I bought a one pound tube of braunschweiger (which is liverwurst as far as I’m concerned) from Aldi three days ago and It’s just about gone. I sincerely hope it wasn’t on some cold-cut-shit-list. I prefer the little packets of Jones Dairy Farm liverwurst in slices, but for $2.19, Aldi’s is
A few days ago, I was at my nearby Safeway and saw that the deli there had switched to Boar’s Head for its meats and cheeses (it had previously been Dietz and Watson). I did not expect that to happen given all of Boar’s Head’s recent bad publicity. It also made me wonder how many people are even aware of the story.
Incidentally, the New York Times ran an article (gift link) yesterday describing the very secretive family that owns Boars Head. The article begins with this anecdote to illustrate the extent of their secrecy.
In May 2022, the chief financial officer of Boar’s Head, the processed meat company, was asked a simple question under oath.
“Who is the C.E.O. of Boar’s Head?”
“I’m not sure,” he replied.
“Who do you believe to be the C.E.O. of Boar’s Head?” the lawyer persisted.
The executive, Steve Kourelakos, who had worked at the company for more than two decades and was being deposed in a lawsuit between owners, repeated his answer: “I’m not sure.”
BTW, the article and the reader comments suggest that the “premium” branding is just a front and that in reality everything was done as cheaply as possible.
If that is a Safeway corporate-wide decision it was the work of a year or more to plan, sign up, and implement. By the time BH had the liverwurst scare it was too late for Safeway to back out.
It was one meat- liverwurst- from one factory. Honestly, it was no big deal. This sort of stuff is very common.
10-million-pound meat recall affects hundreds of products at Walmart, Target, Publix and more..Routine testing found evidence of listeria monocytogenes on BrucePac ready-to-eat poultry, which can cause a listeriosis infection if consumed.
30 brands of products are effected- does this mean no one should eat any of those anymore?
If everyone decided to stop eating anything that was once recalled for a serious issue- you most likely couldnt eat anything at the grocery store. Vegetables are recalled for e-coli all the time.
Sure but you would expect that the identity of a corporation’s CEO is something that the same corporation’s CFO would know without needing to Google for the answer. I’ve heard that in some rare cases, the CFO and CEO actually meet each other once a year or so.
I’d totally forgotten until just now that when we moved into our condo over 40 years there was an independent butcher/sandwich shop a block away. They had great sandwiches. And the meat was Boar’s Head. It didn’t last more than a few more years after we moved in.
Did they start out as a small boutique-type meat company and devolved into this monstrous juggernaut?
I don’t like that they insist that no other meat purveyors be used by any store they sell their products in.
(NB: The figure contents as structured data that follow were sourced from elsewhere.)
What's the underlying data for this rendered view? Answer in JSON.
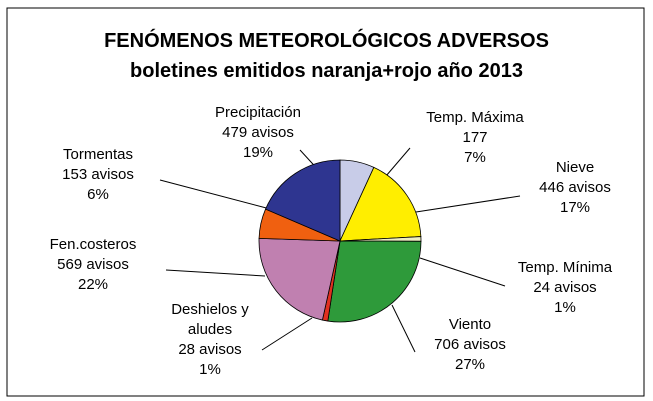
{
  "chart_data": {
    "type": "pie",
    "title": "FENÓMENOS METEOROLÓGICOS ADVERSOS",
    "subtitle": "boletines emitidos naranja+rojo año 2013",
    "categories": [
      "Temp. Máxima",
      "Nieve",
      "Temp. Mínima",
      "Viento",
      "Deshielos y aludes",
      "Fen.costeros",
      "Tormentas",
      "Precipitación"
    ],
    "values": [
      177,
      446,
      24,
      706,
      28,
      569,
      153,
      479
    ],
    "value_labels": [
      "177",
      "446 avisos",
      "24 avisos",
      "706 avisos",
      "28 avisos",
      "569 avisos",
      "153 avisos",
      "479 avisos"
    ],
    "percent_labels": [
      "7%",
      "17%",
      "1%",
      "27%",
      "1%",
      "22%",
      "6%",
      "19%"
    ],
    "colors": [
      "#c8cce8",
      "#ffee00",
      "#eeeec0",
      "#2e9a3a",
      "#e03020",
      "#c080b0",
      "#f06010",
      "#2e3590"
    ]
  }
}
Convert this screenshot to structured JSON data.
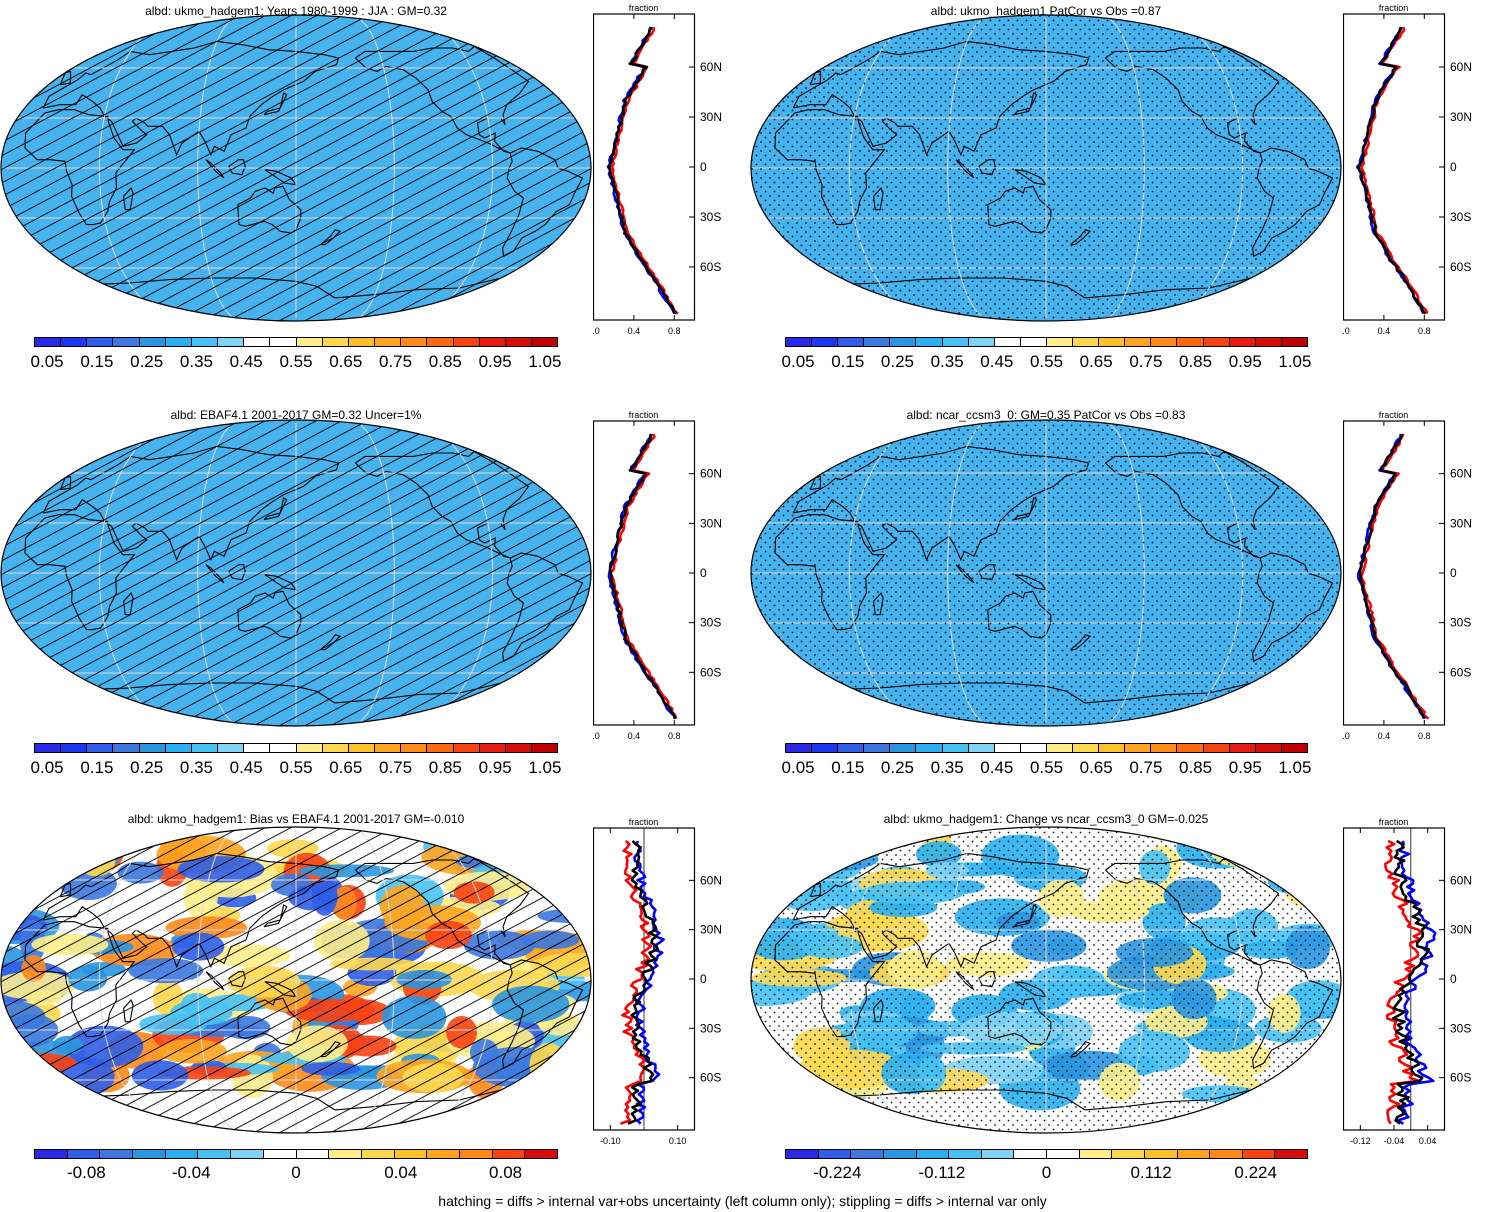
{
  "footer": "hatching = diffs > internal var+obs uncertainty (left column only); stippling = diffs > internal var only",
  "colors": {
    "abs_scale": [
      "#2a2ae6",
      "#1f36f0",
      "#2f5ee8",
      "#3b78e0",
      "#2a96e0",
      "#2ab0f0",
      "#47c2f5",
      "#7fd3f7",
      "#ffffff",
      "#ffffff",
      "#ffee8a",
      "#ffd84e",
      "#ffc12a",
      "#ffa51f",
      "#ff8a18",
      "#ff6a10",
      "#f94212",
      "#e81b12",
      "#d80b0b",
      "#c00000"
    ],
    "diff_scale": [
      "#2a2ae6",
      "#2f5ee8",
      "#3b78e0",
      "#2a96e0",
      "#2ab0f0",
      "#47c2f5",
      "#7fd3f7",
      "#ffffff",
      "#ffffff",
      "#ffee8a",
      "#ffd84e",
      "#ffc12a",
      "#ffa51f",
      "#ff8a18",
      "#f94212",
      "#d80b0b"
    ],
    "line_obs": "#ff0000",
    "line_blue": "#0000ff",
    "line_black": "#000000"
  },
  "panels": [
    {
      "title": "albd: ukmo_hadgem1: Years 1980-1999 : JJA : GM=0.32",
      "map_type": "absolute",
      "overlay": "hatching",
      "colorbar_scale": "abs_scale",
      "colorbar_labels": [
        "0.05",
        "0.15",
        "0.25",
        "0.35",
        "0.45",
        "0.55",
        "0.65",
        "0.75",
        "0.85",
        "0.95",
        "1.05"
      ],
      "profile": {
        "title": "fraction",
        "xticks": [
          "0.0",
          "0.4",
          "0.8"
        ],
        "xlim": [
          0.0,
          1.0
        ],
        "lat_labels": [
          "60N",
          "30N",
          "0",
          "30S",
          "60S"
        ]
      }
    },
    {
      "title": "albd: ukmo_hadgem1 PatCor vs Obs =0.87",
      "map_type": "absolute",
      "overlay": "stippling",
      "colorbar_scale": "abs_scale",
      "colorbar_labels": [
        "0.05",
        "0.15",
        "0.25",
        "0.35",
        "0.45",
        "0.55",
        "0.65",
        "0.75",
        "0.85",
        "0.95",
        "1.05"
      ],
      "profile": {
        "title": "fraction",
        "xticks": [
          "0.0",
          "0.4",
          "0.8"
        ],
        "xlim": [
          0.0,
          1.0
        ],
        "lat_labels": [
          "60N",
          "30N",
          "0",
          "30S",
          "60S"
        ]
      }
    },
    {
      "title": "albd: EBAF4.1 2001-2017 GM=0.32 Uncer=1%",
      "map_type": "absolute_obs",
      "overlay": "hatching",
      "colorbar_scale": "abs_scale",
      "colorbar_labels": [
        "0.05",
        "0.15",
        "0.25",
        "0.35",
        "0.45",
        "0.55",
        "0.65",
        "0.75",
        "0.85",
        "0.95",
        "1.05"
      ],
      "profile": {
        "title": "fraction",
        "xticks": [
          "0.0",
          "0.4",
          "0.8"
        ],
        "xlim": [
          0.0,
          1.0
        ],
        "lat_labels": [
          "60N",
          "30N",
          "0",
          "30S",
          "60S"
        ]
      }
    },
    {
      "title": "albd: ncar_ccsm3_0: GM=0.35 PatCor vs Obs =0.83",
      "map_type": "absolute",
      "overlay": "stippling",
      "colorbar_scale": "abs_scale",
      "colorbar_labels": [
        "0.05",
        "0.15",
        "0.25",
        "0.35",
        "0.45",
        "0.55",
        "0.65",
        "0.75",
        "0.85",
        "0.95",
        "1.05"
      ],
      "profile": {
        "title": "fraction",
        "xticks": [
          "0.0",
          "0.4",
          "0.8"
        ],
        "xlim": [
          0.0,
          1.0
        ],
        "lat_labels": [
          "60N",
          "30N",
          "0",
          "30S",
          "60S"
        ]
      }
    },
    {
      "title": "albd: ukmo_hadgem1: Bias vs EBAF4.1 2001-2017 GM=-0.010",
      "map_type": "bias",
      "overlay": "hatching",
      "colorbar_scale": "diff_scale",
      "colorbar_labels": [
        "-0.08",
        "-0.04",
        "0",
        "0.04",
        "0.08"
      ],
      "profile": {
        "title": "fraction",
        "xticks": [
          "-0.10",
          "0.10"
        ],
        "xlim": [
          -0.15,
          0.15
        ],
        "lat_labels": [
          "60N",
          "30N",
          "0",
          "30S",
          "60S"
        ]
      }
    },
    {
      "title": "albd: ukmo_hadgem1: Change vs ncar_ccsm3_0 GM=-0.025",
      "map_type": "change",
      "overlay": "stippling",
      "colorbar_scale": "diff_scale",
      "colorbar_labels": [
        "-0.224",
        "-0.112",
        "0",
        "0.112",
        "0.224"
      ],
      "profile": {
        "title": "fraction",
        "xticks": [
          "-0.12",
          "-0.04",
          "0.04"
        ],
        "xlim": [
          -0.16,
          0.08
        ],
        "lat_labels": [
          "60N",
          "30N",
          "0",
          "30S",
          "60S"
        ]
      }
    }
  ]
}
I can remember when our local Ralph’s switched to Boar’s Head, and the hard sell at the deli counter was extreme.
They may insist on that but Ralphs sells cold cuts and cheeses by a dozen different companies, Oscar Meyer, etc and far more of either than Boars Head.
The NYT article says, “If stores wanted to offer high-end cold cuts from competitors like Thumann’s or Dietz & Watson behind the deli counter, they could no longer carry Boar’s Head.” So stores may still be able to sell middle market brands like Oscar Meyer.
I think the key difference is Oscar Meyer is prepacked 8 - 24oz packages of boloney or hotdogs or bacon or salami or whatever that’s not sold at the service deli counter.
What Boar’s head cares about is that their stuff, and only their stuff, is sold by the locally-cut slice off the loaf at the service deli and that sandwiches and other similar made-to-order stuff assembled there may only be assembled from BH products.
IOW, the grocer owns their pre-pack refrigerator cases filled with whatever from whoever, but BH controls their entire service deli.
If you don’t live in a part of the US where an extensive service deli is de riguer in a quality or even just mainstream grocery store you may have no idea what we’re even talking about.
Funny, but I kept looking at that sentence and re-spelling baloney a bunch of different ways because something looked off but I couldn’t pinpoint it. I never picked up on the Meyer / Mayer goof. Which of course spell-check was fine with. Thanks for the call-out and with a great cite to boot .
I was aiming for “baloney”, not “bologna” on purpose. To emphasize the low-brow kid-centric nature of pre-pack cold cuts vs the snooty “custom sliced for discerning connoisseurs only” tone of BH’s (BS IMO) market positioning.
I swear modern browser spellcheck is crowdsourcing their dictionary. IMO “baloney” is correct, but “boloney” is not. Spellcheck likes both equally. And no, “boloney” isn’t in my computer’s local / personal dictionary of learned words. Or at least not any one that’s accessible to me. Gah!